Windows Server 2008のターミナルサービス、あるいはWindows Server 2008 R2のリモートデスクトップサービスは、サーバーマネージャでは「役割」の一種という位置付けになっている。だから、サーバーマネージャで役割の追加を指示すればよい。を使った役割の追加が必要だ。

  • (1)まず、[サーバーマネージャ]で役割の追加を指示する。

  • (2)ウィザード2画面目で[ターミナルサービス]あるいは[リモートデスクトップサービス]のチェックをオンにして続行する。その次の画面は概要説明なので、設定作業は発生しない。

  • (3) ウィザード4画面目で[ターミナルサーバ]と[TSライセンス]、あるいは[リモートデスクトップセッションホスト]と[リモートデスクトップライセンス]のチェックをオンにして続行する。

[ターミナルサービス]あるいは[リモートデスクトップサービス]の追加を指示する。この後の画面でさらに、サーバ機能とライセンス管理機能の追加を指示する

  • (4)ウィザード4画面目には、[TSセッションブローカ]あるいは[リモートデスクトップ接続ブローカ]という選択肢がある。これは、負荷軽減のために複数のサーバを組み合わせてサーバ ファームを構成する際に使用するもので、単独のサーバで済ませる場合は必要ない。このほか、Webブラウザによるアクセスを実現する機能や、前回に取り上げたゲートウェイ機能を追加することもできる。

  • (5) 次に、認証方法を指定する。

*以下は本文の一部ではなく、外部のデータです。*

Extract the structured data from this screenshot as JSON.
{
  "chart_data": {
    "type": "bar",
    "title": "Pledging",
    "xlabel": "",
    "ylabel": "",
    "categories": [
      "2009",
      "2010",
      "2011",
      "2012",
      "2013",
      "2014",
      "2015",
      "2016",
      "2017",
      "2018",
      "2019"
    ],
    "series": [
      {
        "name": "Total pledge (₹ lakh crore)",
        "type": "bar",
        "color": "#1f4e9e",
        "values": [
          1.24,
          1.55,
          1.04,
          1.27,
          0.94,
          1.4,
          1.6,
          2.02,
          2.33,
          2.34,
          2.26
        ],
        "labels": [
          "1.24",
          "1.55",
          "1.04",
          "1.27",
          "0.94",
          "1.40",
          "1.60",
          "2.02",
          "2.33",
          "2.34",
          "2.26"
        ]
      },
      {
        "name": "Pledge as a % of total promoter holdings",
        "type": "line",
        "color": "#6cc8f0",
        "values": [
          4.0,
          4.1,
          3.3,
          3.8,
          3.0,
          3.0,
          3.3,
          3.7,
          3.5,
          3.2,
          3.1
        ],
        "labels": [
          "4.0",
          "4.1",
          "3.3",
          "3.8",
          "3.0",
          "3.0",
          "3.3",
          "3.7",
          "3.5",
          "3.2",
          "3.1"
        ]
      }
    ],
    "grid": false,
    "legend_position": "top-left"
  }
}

ここで問題になるのはネットワークレベル認証の有無で、セキュリティを考慮すると有効にするほうが望ましい。ネットワークレベル認証を有効にすると、クライアントが最初にサーバにアクセスして通信を開始する時点で、認証機能を作動させる。この機能が無効になっていると、ユーザー名とパスワードを入力するまでは認証のメカニズムが働かず、攻撃者に間隙を突かれるリスクがある。しかし、利用可能なクライアントがRDP 6.xに対応したものに限られる。クライアントPCのOSとしてWindows Vista/7を使用する時はRDP 6.xを利用できるので、ネットワークレベル認証をオンにするほうが良い。

  • (6)次に、ライセンスモードを選択する。120日以内という期間限定で「お試し期間」としてCALなしでも利用が可能になっているが、恒久的に使用する場合は、購入したCALに合致するライセンスモード(デバイスCAL、あるいはユーザーCAL)を選択する必要がある。

  • (7)次に、利用を許可するセキュリティグループを指定する。既定値ではAdministratorsグループだけだが、[追加]をクリックすると表示するダイアログを使って、任意のグループを追加できる。

Administrators以外にターミナルサービスの利用を許可するグループが必要なら、[追加]をクリックして一覧に追加する

  • (8)Windows Server 2008 R2ではこの次に、クライアントエクスペリエンスの選択が必要になる。これについては後で取り上げる。

  • (9)次に、CALの検出スコープをドメインとフォレストのいずれかから選択する。もっとも、Active Directoryが単一ドメイン構成であれば、どちらも同じ意味である。

TSライセンスの検出スコープは、ドメインとフォレストのいずれかを選択する

  • (10)ウィザード最終画面で設定内容を確認して、役割の追加を実行する。追加後に再起動が必要になる点に注意したい。

Windows Server 2008 R2に固有の設定項目

Windows Server 2008 R2のリモートデスクトップサービスが、Windows Server 2008のターミナルサービスと比べてパワーアップしている点に、ユーザーインタフェースがある。つまり、昔ながらのWindowsクラシックだけでなく、Windows Aeroユーザーインタフェースの利用が可能になっているほか、オーディオ関連の機能も強化されている。

これらの機能を利用するには、役割追加の際に以下の操作が必要になる。

  • オーディオ関連の強化機能を利用するには、[オーディオおよびビデオ再生][オーディオ録音リダイレクト]をオンにする
  • Windows Aeroを使用するには、[デスクトップコンポジション]をオンにする

Windows Aeroを使用するには、役割追加の過程で[デスクトップコンポジション]をオンにする必要がある(R2限定)

さらにオーディオ関連の強化機能については、役割追加の後でさらに[サーバーマネージャ]で機能の追加を指示して、[高品質なオーディオビデオエクスペリエンス]も追加する必要がある。